- Cover of the first volume

イチゴ哀歌～雑で生イキな妹と割り切れない兄～ (Ichigo Aika: Zatsu de Namaiki na Imōto to Warikirenai Ani)
- Genre: Romantic comedy
- Written by: Hirafumi
- Illustrated by: Yagi Shinba
- Published by: CLLENN; Suiseisha;
- Magazine: DEDEDE
- Original run: November 27, 2022 – present
- Volumes: 12
- Directed by: Pyuta Konno
- Written by: Eeyo Kurosaki
- Music by: Aiue Oka
- Studio: Studio Hōkiboshi
- Licensed by: OceanVeil
- Original network: BS11, Tokyo MX
- Original run: January 5, 2026 – March 23, 2026
- Episodes: 12

= Ichigo Aika =

Japanese adult manga series

Ichigo Aika: Strawberry Elegy (イチゴ哀歌～雑で生イキな妹と割り切れない兄～, Ichigo Aika: Zatsu de Namaiki na Imōto to Warikirenai Ani) is a Japanese adult manga series written by Hirafumi and illustrated by Yabi Shinba.

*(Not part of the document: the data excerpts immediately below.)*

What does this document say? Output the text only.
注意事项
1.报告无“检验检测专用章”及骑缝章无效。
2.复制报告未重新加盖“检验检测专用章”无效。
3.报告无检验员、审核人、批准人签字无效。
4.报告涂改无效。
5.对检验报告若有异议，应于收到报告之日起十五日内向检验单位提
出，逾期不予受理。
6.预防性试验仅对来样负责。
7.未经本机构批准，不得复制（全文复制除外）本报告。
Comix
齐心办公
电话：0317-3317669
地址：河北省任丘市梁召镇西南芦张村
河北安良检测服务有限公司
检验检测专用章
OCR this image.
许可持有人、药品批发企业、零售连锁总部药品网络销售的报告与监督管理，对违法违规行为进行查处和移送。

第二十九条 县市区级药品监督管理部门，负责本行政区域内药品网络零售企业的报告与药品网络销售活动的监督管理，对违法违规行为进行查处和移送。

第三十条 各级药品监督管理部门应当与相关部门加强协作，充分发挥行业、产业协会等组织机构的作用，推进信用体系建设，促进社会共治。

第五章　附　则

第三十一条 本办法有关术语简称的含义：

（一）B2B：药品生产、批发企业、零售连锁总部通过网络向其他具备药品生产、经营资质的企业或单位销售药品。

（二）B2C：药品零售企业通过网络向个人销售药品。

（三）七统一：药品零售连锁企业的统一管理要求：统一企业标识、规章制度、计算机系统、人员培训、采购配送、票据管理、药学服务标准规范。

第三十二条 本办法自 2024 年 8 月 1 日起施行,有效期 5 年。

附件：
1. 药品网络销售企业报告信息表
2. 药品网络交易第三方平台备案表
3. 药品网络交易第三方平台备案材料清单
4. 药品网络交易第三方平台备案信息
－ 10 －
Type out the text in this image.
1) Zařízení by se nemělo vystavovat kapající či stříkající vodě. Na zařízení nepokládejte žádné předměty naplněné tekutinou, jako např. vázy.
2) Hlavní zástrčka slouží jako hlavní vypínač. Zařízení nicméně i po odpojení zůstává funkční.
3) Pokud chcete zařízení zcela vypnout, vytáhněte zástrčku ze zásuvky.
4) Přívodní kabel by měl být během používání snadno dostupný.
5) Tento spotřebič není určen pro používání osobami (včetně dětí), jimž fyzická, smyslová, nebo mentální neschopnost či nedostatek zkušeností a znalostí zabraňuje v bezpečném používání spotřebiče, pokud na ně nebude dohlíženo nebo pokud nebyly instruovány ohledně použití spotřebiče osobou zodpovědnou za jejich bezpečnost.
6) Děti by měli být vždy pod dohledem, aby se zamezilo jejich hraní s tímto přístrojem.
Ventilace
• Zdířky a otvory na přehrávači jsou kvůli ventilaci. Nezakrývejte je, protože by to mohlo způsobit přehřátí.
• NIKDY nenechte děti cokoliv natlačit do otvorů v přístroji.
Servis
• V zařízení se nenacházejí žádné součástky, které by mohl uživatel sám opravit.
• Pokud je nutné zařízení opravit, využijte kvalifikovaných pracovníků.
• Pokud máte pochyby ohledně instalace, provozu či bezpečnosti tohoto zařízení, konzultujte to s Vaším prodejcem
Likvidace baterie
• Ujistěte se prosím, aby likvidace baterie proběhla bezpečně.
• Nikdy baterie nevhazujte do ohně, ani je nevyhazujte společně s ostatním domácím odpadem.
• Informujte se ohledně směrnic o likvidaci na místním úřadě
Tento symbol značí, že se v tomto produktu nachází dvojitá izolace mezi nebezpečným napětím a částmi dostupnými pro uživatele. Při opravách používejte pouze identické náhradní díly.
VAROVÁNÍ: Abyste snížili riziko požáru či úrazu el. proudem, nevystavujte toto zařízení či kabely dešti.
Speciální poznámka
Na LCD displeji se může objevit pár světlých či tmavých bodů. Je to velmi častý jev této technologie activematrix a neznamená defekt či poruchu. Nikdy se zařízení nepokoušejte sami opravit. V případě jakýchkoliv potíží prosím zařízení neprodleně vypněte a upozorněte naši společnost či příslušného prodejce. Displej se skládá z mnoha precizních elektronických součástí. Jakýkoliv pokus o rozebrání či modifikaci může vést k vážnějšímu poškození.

It began serialization online on the Comic CMoa service under CLLENN's DEDEDE label in November 2022. An anime television series adaptation produced by Studio Hōkiboshi aired from January to March 2026.

==Plot==
The series follows Kōta, who gets a new younger sister named Aika after his father remarries. Aika is a gyaru with a dual personality: she acts kindly to her parents, but shows a brattier side to others, including Kōta. Aika quickly develops a fondness for her new stepbrother, and the two form a sexual relationship.

==Characters==
- Aika Takamura (高村藍花, Takamura Aika)

- Kōta Takamura (高村光太, Takamura Kōta)

- Yoshiyuki Takamura (高村義行, Takamura Yoshiyuki)

- Misaki Takamura (高村美咲, Takamura Misaki)

==Media==
===Anime===
An anime television series adaptation was announced on September 5, 2025. It is produced by Studio Hōkiboshi and directed by Pyuta Konno, with Eeyo Kurosaki handling series composition, Yoshihiro Watanabe designing the characters, and Aiue Oka composing the music. The series aired from January 5 to March 23, 2026, on BS11 and Tokyo MX as part of AnimeFesta. (Note: BS11 listed the series premiere on January 4 at 25:05, which is effectively January 5 at 1:05 a.m. JST.) The ending theme song is "Koi wa Prism" (恋はプリズム), performed by Yuka Akashi and Yui Otokura. OceanVeil is streaming the series.